Wie gut kennt man den Menschen, mit dem man zusammenlebt, den man liebt und sogar heiraten möchte? Um genau diese Frage kreist der zweite englischsprachige Spielfilm des norwegischen Regisseurs und Drehbuchautors Kristoffer Borgli. Darin zu sehen: "Euphoria"- und Marvel-Star Zendaya und Robert Pattinson, der einst als Glitzervampir Edward in der "Twilight"-Saga weltweite Bekanntheit erlangte, inzwischen aber das Image des knuffigen Teenie-Idols längst hinter sich gelassen hat.
Die beiden Hollywood-Größen verkörpern in "Das Drama – Noch mal auf Anfang" das Paar Emma und Charlie, das kurz vor seiner Hochzeit steht.

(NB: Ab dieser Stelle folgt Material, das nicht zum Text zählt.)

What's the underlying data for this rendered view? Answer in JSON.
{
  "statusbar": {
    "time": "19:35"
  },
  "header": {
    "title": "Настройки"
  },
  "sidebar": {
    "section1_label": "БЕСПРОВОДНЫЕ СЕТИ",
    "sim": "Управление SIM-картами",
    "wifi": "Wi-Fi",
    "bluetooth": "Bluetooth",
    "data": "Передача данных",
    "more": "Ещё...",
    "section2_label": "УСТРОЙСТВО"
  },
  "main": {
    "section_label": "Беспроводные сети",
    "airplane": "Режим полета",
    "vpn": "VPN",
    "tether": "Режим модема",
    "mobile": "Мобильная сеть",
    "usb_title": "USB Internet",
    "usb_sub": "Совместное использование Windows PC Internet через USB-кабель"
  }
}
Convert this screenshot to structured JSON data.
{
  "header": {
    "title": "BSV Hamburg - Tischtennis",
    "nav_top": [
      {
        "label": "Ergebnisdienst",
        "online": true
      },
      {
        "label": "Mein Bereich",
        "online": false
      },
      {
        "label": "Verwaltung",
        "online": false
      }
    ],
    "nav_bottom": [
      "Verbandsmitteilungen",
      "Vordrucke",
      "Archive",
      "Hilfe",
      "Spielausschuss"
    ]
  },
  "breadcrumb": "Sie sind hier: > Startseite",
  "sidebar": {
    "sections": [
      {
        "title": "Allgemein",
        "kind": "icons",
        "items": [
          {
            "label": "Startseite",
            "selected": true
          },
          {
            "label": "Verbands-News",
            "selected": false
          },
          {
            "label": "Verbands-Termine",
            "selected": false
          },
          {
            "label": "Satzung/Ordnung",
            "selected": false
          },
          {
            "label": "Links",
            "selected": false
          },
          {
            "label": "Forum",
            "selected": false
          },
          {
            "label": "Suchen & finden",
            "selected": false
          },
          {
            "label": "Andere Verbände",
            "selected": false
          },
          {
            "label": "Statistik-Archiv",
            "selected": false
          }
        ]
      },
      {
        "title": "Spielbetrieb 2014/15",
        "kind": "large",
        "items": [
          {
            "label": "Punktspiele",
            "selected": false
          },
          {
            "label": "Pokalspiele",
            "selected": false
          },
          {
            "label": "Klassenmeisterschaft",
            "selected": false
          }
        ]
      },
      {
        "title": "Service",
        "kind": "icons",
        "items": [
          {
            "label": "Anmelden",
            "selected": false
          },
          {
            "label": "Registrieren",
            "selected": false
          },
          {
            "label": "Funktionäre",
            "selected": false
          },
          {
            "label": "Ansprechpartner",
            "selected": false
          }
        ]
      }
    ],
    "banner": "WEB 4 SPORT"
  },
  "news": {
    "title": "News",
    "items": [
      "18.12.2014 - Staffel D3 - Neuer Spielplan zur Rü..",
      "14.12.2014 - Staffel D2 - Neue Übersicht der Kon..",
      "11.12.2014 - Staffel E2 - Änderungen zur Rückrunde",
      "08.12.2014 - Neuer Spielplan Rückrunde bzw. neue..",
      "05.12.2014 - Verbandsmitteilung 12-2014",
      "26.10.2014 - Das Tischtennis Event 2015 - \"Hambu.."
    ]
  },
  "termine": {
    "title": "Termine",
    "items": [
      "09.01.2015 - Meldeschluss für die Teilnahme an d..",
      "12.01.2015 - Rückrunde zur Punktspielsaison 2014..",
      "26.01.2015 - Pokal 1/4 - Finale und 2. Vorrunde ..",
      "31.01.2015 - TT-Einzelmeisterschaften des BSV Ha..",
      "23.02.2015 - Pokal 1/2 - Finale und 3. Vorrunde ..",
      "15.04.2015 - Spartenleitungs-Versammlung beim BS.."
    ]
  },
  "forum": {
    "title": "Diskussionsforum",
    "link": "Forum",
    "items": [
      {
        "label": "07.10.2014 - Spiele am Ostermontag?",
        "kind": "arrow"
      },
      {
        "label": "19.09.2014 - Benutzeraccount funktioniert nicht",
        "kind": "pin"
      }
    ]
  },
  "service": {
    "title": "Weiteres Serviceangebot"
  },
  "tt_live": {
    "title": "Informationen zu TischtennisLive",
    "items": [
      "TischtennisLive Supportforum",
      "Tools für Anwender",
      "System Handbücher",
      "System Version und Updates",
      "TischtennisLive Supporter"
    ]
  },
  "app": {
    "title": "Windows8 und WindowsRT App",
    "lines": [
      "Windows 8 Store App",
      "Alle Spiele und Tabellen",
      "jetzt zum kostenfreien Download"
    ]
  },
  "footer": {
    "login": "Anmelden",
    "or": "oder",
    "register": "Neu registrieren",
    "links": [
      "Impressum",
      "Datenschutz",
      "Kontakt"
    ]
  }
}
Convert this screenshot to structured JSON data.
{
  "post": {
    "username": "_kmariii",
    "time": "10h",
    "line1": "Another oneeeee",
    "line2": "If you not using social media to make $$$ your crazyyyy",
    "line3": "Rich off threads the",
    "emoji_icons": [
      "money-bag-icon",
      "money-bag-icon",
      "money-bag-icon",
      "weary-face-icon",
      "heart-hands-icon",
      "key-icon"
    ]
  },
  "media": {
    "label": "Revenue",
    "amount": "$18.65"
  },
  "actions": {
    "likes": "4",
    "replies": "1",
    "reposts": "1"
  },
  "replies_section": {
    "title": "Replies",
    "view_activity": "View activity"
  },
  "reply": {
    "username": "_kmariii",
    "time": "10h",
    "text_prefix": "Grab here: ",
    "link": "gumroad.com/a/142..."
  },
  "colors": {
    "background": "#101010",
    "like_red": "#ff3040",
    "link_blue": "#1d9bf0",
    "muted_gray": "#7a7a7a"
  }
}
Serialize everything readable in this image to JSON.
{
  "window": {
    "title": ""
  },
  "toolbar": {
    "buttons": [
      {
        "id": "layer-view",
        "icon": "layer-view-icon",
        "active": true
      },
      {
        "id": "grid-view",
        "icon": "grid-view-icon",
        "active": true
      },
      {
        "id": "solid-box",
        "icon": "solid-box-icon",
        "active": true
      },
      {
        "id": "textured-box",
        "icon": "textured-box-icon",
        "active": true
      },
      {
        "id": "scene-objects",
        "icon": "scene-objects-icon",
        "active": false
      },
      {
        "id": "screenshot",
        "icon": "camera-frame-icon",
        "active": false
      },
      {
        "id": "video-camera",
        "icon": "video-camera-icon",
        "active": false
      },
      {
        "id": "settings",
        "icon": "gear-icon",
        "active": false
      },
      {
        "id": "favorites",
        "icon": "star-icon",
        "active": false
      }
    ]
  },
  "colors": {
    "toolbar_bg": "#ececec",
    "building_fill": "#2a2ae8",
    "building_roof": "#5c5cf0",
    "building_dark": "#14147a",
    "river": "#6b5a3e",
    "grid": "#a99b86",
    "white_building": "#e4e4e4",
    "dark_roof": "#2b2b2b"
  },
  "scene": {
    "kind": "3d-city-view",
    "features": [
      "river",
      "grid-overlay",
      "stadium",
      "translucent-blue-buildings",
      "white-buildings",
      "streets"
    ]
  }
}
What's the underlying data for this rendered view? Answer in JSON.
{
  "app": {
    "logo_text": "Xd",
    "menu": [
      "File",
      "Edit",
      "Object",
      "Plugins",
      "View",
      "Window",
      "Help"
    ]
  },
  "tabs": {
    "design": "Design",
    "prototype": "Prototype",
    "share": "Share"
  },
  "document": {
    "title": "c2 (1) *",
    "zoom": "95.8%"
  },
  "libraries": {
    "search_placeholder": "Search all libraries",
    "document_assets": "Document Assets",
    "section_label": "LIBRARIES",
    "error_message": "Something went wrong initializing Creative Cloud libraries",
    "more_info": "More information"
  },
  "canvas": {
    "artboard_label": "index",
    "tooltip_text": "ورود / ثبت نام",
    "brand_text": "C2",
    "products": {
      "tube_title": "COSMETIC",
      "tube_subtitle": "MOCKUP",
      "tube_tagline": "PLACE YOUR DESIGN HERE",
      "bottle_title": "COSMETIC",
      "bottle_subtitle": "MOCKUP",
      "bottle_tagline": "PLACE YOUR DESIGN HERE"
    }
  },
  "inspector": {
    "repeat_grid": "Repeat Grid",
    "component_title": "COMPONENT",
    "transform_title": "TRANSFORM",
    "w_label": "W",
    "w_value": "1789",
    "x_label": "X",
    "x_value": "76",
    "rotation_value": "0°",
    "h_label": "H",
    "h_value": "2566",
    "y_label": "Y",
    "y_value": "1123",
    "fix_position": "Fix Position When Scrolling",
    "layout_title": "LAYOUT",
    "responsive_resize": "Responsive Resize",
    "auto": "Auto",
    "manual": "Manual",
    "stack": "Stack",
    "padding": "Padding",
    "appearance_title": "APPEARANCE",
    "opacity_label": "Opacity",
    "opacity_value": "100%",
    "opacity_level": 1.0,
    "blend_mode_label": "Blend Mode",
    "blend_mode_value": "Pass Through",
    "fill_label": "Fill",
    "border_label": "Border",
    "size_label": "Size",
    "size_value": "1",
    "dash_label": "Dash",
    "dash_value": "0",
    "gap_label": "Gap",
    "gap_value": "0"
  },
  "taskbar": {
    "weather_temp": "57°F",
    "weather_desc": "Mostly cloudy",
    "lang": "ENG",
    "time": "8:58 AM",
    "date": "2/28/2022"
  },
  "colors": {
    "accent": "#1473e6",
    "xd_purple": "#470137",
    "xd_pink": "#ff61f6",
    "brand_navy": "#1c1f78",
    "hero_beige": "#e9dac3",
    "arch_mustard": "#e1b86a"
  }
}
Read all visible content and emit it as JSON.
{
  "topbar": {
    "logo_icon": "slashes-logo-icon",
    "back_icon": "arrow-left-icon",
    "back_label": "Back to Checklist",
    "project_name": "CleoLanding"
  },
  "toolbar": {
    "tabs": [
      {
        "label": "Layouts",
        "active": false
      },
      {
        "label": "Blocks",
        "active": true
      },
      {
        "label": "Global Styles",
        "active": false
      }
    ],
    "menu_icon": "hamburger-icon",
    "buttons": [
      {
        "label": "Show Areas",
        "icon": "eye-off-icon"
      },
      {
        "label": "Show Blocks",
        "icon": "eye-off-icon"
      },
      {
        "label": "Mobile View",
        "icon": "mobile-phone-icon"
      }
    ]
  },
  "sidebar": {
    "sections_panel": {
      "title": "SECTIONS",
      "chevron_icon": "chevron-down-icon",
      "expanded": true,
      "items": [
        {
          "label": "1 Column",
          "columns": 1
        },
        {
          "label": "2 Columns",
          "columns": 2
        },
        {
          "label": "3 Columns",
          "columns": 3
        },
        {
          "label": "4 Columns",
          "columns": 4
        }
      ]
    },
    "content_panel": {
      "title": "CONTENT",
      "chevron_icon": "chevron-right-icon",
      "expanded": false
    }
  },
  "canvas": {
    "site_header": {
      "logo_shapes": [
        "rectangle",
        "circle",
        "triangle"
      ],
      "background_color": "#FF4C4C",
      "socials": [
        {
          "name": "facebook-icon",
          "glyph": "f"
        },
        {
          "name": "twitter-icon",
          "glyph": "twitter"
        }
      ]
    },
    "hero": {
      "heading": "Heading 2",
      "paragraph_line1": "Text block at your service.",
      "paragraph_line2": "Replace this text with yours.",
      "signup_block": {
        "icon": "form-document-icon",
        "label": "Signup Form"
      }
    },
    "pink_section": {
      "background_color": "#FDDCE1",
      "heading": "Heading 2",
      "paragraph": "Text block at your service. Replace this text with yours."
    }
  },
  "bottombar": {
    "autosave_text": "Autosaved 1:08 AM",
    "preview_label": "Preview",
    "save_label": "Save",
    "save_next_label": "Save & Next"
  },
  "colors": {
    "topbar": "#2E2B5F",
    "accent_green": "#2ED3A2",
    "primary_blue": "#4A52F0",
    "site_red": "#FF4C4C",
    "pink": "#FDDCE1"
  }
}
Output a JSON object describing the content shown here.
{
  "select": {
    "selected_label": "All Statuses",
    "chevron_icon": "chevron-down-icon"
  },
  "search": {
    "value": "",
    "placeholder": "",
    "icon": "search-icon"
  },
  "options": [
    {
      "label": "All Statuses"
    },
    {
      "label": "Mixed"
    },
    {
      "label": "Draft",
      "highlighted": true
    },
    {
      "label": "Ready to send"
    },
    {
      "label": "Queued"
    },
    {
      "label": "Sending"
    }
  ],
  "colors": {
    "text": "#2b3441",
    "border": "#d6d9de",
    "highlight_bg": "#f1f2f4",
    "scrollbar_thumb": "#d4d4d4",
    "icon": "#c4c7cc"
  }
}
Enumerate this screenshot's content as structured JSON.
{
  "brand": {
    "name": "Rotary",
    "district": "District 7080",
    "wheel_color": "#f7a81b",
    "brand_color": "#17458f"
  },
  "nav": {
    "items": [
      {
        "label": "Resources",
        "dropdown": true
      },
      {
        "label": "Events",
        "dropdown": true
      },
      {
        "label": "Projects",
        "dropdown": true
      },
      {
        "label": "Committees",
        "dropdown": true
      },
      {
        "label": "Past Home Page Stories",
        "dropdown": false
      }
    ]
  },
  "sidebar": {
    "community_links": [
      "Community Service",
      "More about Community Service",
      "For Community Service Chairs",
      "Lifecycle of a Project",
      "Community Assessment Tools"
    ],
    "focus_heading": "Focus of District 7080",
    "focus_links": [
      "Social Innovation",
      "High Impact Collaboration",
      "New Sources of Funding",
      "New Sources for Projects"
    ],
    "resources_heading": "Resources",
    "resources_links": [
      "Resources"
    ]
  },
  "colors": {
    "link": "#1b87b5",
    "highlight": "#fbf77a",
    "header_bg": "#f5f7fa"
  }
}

Bei einem geselligen Abend mit Freunden kommt jedoch eine Enthüllung auf den Tisch, die alle Vorbereitungen auf den großen Tag gehörig durcheinanderwirbelt. Was wissen die beiden wirklich voneinander? Und: Können sie sich jetzt noch vertrauen?
Von einem Film, der in den USA von der auf eigenwillige Werke spezialisierten Firma A24 verliehen wird, darf man sicherlich mehr erwarten als eine klassische romantische Komödie. Was die Produktion zusätzlich interessant macht: Kristoffer Borgli sorgte in der Vergangenheit immer wieder mit schrägen, Genregrenzen sprengenden Arbeiten für Aufsehen. In seinem letzten Kinoausflug, der surrealen Satire "Dream Scenario" (2023), inszenierte er Nicolas Cage als biederen Biologieprofessor, der plötzlich in den Träumen unzähliger Menschen auftaucht und zu einem Medienstar mutiert.